We have interpreted the ‘rise-and-fall’ patterns of repetition-related response reduction and behavioral priming that we obtained as reflections of how cortical representations are shaped with increasing visual experience. Our account suggests that a ‘rise-and-fall’ pattern might be expected in any situation where a repeated stimulus and task-related demands are highly similar across both presentations, where a fine-tuned response to redundant and otherwise irrelevant features and information provides a greater overlap between an object’s cortical representation and the corresponding visual input, and where selection of only ‘key’ features for continued representation reduces this overlap.

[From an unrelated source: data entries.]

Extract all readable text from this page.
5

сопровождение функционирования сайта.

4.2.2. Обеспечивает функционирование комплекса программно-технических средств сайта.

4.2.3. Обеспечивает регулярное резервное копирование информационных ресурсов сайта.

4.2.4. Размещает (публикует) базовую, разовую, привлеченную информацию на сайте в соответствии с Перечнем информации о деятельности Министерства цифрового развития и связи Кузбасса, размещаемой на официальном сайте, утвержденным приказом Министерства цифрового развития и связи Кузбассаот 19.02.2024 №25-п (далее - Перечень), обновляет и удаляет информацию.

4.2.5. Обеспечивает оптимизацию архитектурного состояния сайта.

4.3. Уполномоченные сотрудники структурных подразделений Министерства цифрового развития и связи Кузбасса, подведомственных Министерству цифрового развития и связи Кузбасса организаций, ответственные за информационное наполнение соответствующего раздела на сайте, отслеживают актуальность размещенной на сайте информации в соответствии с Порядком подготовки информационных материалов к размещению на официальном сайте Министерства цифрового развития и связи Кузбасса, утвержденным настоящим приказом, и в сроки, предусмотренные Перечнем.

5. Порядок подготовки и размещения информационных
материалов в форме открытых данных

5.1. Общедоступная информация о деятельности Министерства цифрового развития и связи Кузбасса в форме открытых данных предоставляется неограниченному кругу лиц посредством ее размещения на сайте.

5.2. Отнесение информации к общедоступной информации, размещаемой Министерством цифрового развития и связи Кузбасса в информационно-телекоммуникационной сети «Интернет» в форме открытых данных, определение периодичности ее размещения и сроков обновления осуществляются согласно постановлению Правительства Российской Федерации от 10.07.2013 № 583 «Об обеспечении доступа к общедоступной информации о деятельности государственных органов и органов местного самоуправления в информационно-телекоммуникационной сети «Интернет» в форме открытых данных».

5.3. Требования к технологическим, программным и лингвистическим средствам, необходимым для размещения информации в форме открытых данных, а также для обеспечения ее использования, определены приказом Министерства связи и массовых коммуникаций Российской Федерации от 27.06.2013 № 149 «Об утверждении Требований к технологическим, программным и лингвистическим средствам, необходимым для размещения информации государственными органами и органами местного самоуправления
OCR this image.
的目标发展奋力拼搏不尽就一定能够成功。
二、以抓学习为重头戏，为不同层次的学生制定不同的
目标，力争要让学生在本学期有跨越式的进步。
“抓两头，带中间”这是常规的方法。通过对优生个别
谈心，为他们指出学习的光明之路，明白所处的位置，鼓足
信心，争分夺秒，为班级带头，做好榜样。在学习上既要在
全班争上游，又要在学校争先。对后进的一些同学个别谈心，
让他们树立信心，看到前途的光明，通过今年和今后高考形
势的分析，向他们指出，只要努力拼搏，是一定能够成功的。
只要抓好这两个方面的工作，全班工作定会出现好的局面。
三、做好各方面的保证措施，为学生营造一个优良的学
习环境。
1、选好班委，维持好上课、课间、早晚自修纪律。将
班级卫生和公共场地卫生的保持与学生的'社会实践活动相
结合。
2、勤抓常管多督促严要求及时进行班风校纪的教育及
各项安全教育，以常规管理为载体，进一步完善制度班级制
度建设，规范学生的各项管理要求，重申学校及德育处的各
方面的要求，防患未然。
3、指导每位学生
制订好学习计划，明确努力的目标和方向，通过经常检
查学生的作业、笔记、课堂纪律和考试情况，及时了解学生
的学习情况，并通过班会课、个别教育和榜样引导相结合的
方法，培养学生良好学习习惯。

Importantly, our account does not suggest that increase exposure inevitably decreases behavioral performance with sufficient visual exposure. Indeed, the effect of the proposed selection process might often make object identification more efficient; that is, retaining only the most distinctive, relevant features and information about an object will generally make it easier to distinguish from other objects. Thus, eliminating the influence of redundant, less relevant information can aid identification. However, in our task, this normally redundant and less relevant information is in fact helpful, as it provides a greater overlap between an object’s cortical representation and the corresponding visual input. Maximal priming should therefore be observed in such situations whenever the object is most accurately and exhaustively represented (i.e. following maximal fine-tuning and minimal feature selection).
The reliable correlation and striking similarity in the ‘rise-and-fall’ pattern of repetition-related response reduction and behavioral priming we observed suggests that these phenomena are critically related. If the evolution of an object’s cortical representation is related to recognition ability, then at least some level of representational fine-tuning may be required before recognition of an object is possible. Consequently, if the representation activated in a second encounter is fine-tuned, RT is shorter than that observed for a novel stimulus because less time is required for recognition. Our proposal that fine-tuning is completed by 250 ms is supported in this regard by the fact that RTs were indeed fastest for objects shown previously for 250 ms, in addition to priming being maximal in this condition. The link to behavioral RT improvement is bolstered by the finding that the cortical response to visual objects is not only reduced with repeated exposure, but also peaks earlier (Noguchi et al., 2004
). Similarly, in a study of the cell population in IT, activity there initially distinguished between novel and familiar objects~100 ms after the onset of their response (~180 ms from stimulus onset; Li et al., 1993
). The 100 ms delay of this diagnostic activity, however, was reduced to only 10 ms following additional presentations. This shortening of response onset to a familiar stimulus may therefore reflect the efficiency involved in behavioral RT priming.